Mobility ist Vorreiterin im Carsharing. Wie ist die Idee für Ihr Geschäftsmodell entstanden?

Ende der 1980er-Jahre entstanden zwei Unternehmen mit derselben Geschäftsidee: die nidwaldnische ATG AutoTeilet mit acht Personen und einem roten Auto und die ShareCom in Zürich. 1997 fusionierten die beiden Carsharing-Anbieter zur Mobility Genossenschaft.

Wir waren schon immer eine Genossenschaft. So denken und handeln wir zwar ökonomisch, sind aber nicht auf Gewinnmaximierung ausgerichtet.

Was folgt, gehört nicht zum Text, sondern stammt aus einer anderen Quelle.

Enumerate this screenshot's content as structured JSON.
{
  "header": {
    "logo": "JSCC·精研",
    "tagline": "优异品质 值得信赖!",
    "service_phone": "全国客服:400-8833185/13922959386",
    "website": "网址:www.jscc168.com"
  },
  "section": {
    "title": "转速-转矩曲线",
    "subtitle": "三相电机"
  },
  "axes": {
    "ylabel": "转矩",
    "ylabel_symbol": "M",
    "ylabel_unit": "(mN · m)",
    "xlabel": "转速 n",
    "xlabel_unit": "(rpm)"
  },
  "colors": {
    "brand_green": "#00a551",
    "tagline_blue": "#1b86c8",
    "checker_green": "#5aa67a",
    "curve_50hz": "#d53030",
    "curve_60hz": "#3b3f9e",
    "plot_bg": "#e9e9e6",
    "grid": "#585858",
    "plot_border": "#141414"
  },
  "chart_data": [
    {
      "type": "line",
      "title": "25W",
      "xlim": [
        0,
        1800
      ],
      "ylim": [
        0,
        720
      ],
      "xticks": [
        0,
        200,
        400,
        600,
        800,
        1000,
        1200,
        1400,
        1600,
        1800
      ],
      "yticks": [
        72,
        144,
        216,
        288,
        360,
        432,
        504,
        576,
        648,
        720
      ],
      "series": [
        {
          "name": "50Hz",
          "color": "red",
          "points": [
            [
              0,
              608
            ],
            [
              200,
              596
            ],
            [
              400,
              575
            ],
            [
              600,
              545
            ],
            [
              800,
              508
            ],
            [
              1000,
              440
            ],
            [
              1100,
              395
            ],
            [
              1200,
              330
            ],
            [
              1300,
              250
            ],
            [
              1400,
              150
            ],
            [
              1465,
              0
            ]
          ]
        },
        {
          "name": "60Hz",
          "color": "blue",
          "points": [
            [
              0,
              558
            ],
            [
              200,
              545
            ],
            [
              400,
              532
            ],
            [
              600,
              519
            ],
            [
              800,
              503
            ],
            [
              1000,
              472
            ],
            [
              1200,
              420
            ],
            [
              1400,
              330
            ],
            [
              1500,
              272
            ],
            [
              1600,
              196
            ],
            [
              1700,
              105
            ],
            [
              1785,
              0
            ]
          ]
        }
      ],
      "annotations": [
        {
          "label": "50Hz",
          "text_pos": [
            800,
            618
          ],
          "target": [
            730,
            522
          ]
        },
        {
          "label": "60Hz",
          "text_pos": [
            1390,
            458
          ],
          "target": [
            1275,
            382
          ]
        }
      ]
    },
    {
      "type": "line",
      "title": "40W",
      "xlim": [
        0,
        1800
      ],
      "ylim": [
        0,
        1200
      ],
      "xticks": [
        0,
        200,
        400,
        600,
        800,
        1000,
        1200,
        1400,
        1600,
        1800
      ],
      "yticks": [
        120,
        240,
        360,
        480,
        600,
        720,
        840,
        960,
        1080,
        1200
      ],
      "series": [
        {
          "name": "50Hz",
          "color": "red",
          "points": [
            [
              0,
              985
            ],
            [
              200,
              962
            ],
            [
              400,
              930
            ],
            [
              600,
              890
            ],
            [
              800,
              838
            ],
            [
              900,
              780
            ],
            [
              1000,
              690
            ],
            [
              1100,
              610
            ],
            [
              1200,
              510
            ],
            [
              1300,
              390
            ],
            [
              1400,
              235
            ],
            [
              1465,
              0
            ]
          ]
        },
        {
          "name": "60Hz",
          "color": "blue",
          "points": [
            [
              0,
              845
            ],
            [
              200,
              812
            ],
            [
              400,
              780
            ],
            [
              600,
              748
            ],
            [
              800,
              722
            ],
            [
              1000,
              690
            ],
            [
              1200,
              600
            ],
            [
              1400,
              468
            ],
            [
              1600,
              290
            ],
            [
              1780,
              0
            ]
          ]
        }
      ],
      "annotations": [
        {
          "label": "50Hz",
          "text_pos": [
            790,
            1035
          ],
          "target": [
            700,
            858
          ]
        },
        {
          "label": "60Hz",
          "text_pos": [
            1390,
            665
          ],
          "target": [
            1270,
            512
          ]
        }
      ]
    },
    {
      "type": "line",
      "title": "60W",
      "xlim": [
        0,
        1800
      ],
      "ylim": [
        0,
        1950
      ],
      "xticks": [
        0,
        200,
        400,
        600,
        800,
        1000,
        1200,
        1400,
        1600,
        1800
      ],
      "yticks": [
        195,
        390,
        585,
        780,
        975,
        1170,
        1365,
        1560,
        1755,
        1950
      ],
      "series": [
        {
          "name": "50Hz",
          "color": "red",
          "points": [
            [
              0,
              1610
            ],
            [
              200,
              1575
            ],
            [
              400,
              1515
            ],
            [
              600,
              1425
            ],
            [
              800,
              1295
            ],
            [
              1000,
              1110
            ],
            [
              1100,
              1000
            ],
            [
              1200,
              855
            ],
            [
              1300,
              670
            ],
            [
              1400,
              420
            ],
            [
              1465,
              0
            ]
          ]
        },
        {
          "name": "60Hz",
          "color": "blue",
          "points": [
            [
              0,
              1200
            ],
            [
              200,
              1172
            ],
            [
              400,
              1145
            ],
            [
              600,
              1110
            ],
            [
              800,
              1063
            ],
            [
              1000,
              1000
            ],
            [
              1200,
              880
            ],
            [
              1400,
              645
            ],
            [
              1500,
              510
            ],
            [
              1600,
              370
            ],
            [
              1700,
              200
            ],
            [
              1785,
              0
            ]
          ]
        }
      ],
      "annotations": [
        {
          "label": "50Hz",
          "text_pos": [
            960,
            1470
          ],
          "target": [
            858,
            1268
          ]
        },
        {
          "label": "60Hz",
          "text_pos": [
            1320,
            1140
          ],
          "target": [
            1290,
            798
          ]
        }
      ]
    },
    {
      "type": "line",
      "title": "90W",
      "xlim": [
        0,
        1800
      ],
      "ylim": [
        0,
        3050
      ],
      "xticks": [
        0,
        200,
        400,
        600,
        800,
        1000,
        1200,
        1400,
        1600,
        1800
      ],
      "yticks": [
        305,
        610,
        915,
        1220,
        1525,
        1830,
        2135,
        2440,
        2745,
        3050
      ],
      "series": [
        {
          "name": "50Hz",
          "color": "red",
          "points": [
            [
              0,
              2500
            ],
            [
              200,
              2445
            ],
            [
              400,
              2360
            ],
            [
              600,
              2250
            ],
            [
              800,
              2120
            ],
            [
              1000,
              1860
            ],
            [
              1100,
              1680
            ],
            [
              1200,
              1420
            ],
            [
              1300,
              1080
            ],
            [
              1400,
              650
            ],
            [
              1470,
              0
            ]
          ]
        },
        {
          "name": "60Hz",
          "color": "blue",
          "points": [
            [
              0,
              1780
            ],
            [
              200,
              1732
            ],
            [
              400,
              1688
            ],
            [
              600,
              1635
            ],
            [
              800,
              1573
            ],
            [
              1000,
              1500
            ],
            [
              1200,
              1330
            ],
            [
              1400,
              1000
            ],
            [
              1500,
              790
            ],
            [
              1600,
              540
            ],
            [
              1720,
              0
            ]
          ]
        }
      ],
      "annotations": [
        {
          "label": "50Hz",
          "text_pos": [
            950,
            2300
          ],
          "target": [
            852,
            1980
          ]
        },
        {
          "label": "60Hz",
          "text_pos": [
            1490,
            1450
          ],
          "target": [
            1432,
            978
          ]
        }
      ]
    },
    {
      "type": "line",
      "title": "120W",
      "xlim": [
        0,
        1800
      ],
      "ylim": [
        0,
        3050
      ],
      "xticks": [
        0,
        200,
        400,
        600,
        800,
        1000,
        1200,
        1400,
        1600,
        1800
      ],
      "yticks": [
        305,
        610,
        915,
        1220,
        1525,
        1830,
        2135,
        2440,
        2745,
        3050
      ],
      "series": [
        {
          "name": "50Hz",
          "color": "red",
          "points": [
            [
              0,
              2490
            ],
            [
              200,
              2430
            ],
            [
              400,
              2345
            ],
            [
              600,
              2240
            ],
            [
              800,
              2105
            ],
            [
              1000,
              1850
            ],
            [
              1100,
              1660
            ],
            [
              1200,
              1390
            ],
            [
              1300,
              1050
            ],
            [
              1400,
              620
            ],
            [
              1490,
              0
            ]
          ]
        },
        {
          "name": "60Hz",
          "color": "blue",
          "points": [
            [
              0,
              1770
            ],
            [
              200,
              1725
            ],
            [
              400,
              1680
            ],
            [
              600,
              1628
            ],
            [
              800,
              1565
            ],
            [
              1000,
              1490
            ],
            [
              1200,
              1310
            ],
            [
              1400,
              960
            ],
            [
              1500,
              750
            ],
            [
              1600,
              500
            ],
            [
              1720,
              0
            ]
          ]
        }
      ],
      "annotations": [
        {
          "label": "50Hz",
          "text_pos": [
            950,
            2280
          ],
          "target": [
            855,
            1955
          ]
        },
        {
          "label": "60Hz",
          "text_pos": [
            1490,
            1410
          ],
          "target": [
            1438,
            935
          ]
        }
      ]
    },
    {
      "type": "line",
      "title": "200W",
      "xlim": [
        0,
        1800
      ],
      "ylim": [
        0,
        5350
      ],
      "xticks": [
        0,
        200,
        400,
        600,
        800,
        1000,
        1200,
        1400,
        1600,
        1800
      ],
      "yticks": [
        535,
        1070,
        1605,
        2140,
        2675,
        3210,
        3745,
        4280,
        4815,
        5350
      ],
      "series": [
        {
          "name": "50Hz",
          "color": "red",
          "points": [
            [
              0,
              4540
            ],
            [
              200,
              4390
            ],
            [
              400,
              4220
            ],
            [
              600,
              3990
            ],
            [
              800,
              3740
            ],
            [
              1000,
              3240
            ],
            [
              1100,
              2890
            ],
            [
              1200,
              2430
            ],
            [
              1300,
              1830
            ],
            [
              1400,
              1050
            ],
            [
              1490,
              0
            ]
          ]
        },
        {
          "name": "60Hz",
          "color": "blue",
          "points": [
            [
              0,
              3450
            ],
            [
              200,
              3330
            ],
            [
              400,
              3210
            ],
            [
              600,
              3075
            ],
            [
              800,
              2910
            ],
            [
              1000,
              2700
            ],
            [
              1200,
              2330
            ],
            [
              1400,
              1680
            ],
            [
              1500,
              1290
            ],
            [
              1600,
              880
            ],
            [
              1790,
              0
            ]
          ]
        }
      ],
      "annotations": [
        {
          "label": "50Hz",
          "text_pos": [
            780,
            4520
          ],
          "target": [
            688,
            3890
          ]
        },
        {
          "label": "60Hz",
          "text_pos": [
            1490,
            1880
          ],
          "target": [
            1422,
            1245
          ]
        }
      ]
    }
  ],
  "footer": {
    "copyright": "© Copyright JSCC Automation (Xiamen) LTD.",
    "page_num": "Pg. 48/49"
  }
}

Unsere Überschüsse kommen unseren Kunden in Form von fairen Preisen und innovativen Angeboten zugute.

Welche Faktoren waren damals treibend für das Entstehen des Leitgedankens «nutzen statt besitzen»?

Ein Privatauto steht in der Schweiz durchschnittlich 23 von 24 Stunden am Tag still. Darin haben die Gründer enormes Potenzial erkannt: Wieso nicht teilen statt nutzlos herumstehen lassen? In den Anfängen hatte diese Denke einen klar umweltpolitischen Hintergrund. Das ist heute nicht mehr so. Zwar ist der schonende Umgang mit der Umwelt für unsere Kunden weiterhin ein willkommener Nebeneffekt, doch sind Einfachheit, Convenience und Sparmöglichkeiten die hauptsächlichen Gründe für Carsharer.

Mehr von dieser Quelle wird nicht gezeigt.